In Hancock v. City of Monroe, an unpublished opinion decided on November 19, 2019, the Court of Appeals considered whether a commercial tenant’s right to appeal a zoning notice of violation – an “NOV” – had run, where the landlord, alone, received the notice of violation.

Petitioners (the Hancocks and their LLC) leased property to operate a business.  While Petitioners operated their business, in January 2017, the City’s zoning enforcement officer sent to the landlord, with a copy to Petitioner LLC, an NOV that the business was an “electronic gaming operation” in violation of the City’s code.  The Petitioners and the landlord’s real estate agent discussed the NOV, and the Petitioners resolved to address the NOV through a zoning amendment.  Petitioners’ zoning amendment was denied in December 2017.

In December 2017 and January 2018, the City cited the Landlord (with a copy to the Petitioners) for failure to cure the basis for the NOV.  More than one year after the NOV was issued, in February 2018, Petitioners appealed the NOV to the City’s Board of Adjustment.  The Board dismissed Petitioners’ appeal as untimely, because the City’s ordinance required the appeal “within 10 days from the service date of the notice of violation as indicated on the affidavit of service”; of course, Petitioners’ appeal was filed well beyond that ten (10) day window.  The Superior Court affirmed the Board’s dismissal of Petitioners’ appeal of the NOV.

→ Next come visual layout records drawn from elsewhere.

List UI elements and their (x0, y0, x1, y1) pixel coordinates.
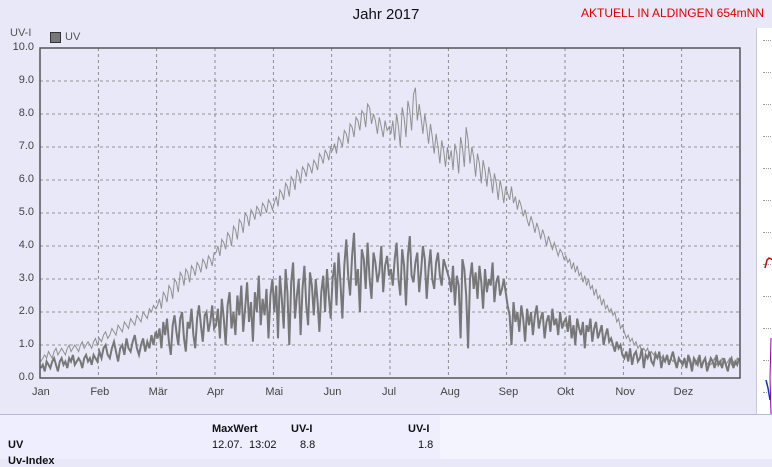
max-value: 8.8 (300, 439, 316, 451)
x-tick-label: Sep (498, 386, 519, 398)
table-label-cell: UV Uv-Index (0, 415, 89, 467)
table-current-cell: UV-I 1.8 (324, 415, 441, 459)
y-tick-label: 2.0 (18, 305, 34, 317)
side-mini-chart (764, 257, 772, 449)
plot-frame (39, 47, 741, 379)
side-panel (756, 28, 772, 458)
legend-label: UV (65, 31, 81, 43)
max-time: 13:02 (249, 439, 277, 451)
x-tick-label: Mai (265, 386, 284, 398)
x-tick-label: Nov (615, 386, 635, 398)
x-tick-label: Jan (32, 386, 50, 398)
x-tick-label: Apr (207, 386, 225, 398)
legend: UV (50, 31, 80, 43)
x-tick-label: Aug (440, 386, 460, 398)
x-tick-label: Feb (90, 386, 110, 398)
table-label: UV (8, 439, 24, 451)
table-max-cell: MaxWert UV-I 12.07. 13:02 8.8 (204, 415, 325, 459)
series-secondary-line (40, 87, 740, 367)
y-tick-label: 6.0 (18, 173, 34, 185)
chart-title: Jahr 2017 (352, 6, 420, 23)
max-date: 12.07. (212, 439, 243, 451)
location-headline: AKTUELL IN ALDINGEN 654mNN (581, 6, 764, 20)
max-unit: UV-I (291, 423, 313, 435)
x-tick-label: Dez (673, 386, 694, 398)
y-tick-label: 0.0 (18, 371, 34, 383)
y-tick-label: 8.0 (18, 107, 34, 119)
current-unit: UV-I (408, 423, 430, 435)
y-tick-label: 3.0 (18, 272, 34, 284)
table-empty-cell (440, 415, 756, 459)
table-label-sub: Uv-Index (8, 455, 55, 467)
table-spacer-cell (88, 415, 205, 459)
y-tick-label: 1.0 (18, 338, 34, 350)
uv-chart (39, 47, 741, 379)
x-tick-label: Jun (323, 386, 342, 398)
y-tick-label: 9.0 (18, 74, 34, 86)
x-tick-label: Mär (148, 386, 168, 398)
series-uv-line (40, 232, 741, 372)
y-tick-label: 10.0 (12, 41, 34, 53)
y-tick-label: 5.0 (18, 206, 34, 218)
x-tick-label: Jul (382, 386, 397, 398)
current-value: 1.8 (418, 439, 434, 451)
y-tick-label: 4.0 (18, 239, 34, 251)
y-axis-label: UV-I (10, 27, 32, 39)
legend-swatch-icon (50, 31, 61, 43)
y-tick-label: 7.0 (18, 140, 34, 152)
max-header: MaxWert (212, 423, 258, 435)
summary-table: UV Uv-Index MaxWert UV-I 12.07. 13:02 8.… (0, 414, 772, 467)
x-tick-label: Okt (557, 386, 575, 398)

At the Court of Appeals, Petitioners argued again that their appeal was not untimely because (1) the City’s ordinance required that, for a zoning violation, the City “must ‘send a written notice to the person responsible for such violation, indicating the nature of the violation and ordering the action necessary to correct it[,]’ and ‘[a]dditional written notices may be sent at the Administrator’s discretion.’”, (2)the City’s ordinance states that “’[t]he owner. . . of any building or land or part thereof . . . may be held responsible for’ a violation”, and the landlord is the owner, and therefore (3) the landlord is “’the ‘violator[s]’ within the meaning of Section 10.19 [of the City’s code] with respect to the violation’”.  The Court of Appeals wouldn’t buy Petitioners’ argument that it, as tenant, had its appeal right tolled because the landlord, alone, received formal notice of the NOV.

At this point, you’re probably asking yourself: but, Petitioners received a courtesy copy of the NOV, so why are we discussing this?  And that question is fair.  The Court of Appeals saw fit to address the technical argument, rather than wade into the waters of “yeah, but Petitioners knew about it”.

Pay attention to notices of zoning violations, pay attention to deadlines, and, tenants, take care to monitor (whether with lease provisions, and/or with communication with your landlord) governmental notices regarding your premises.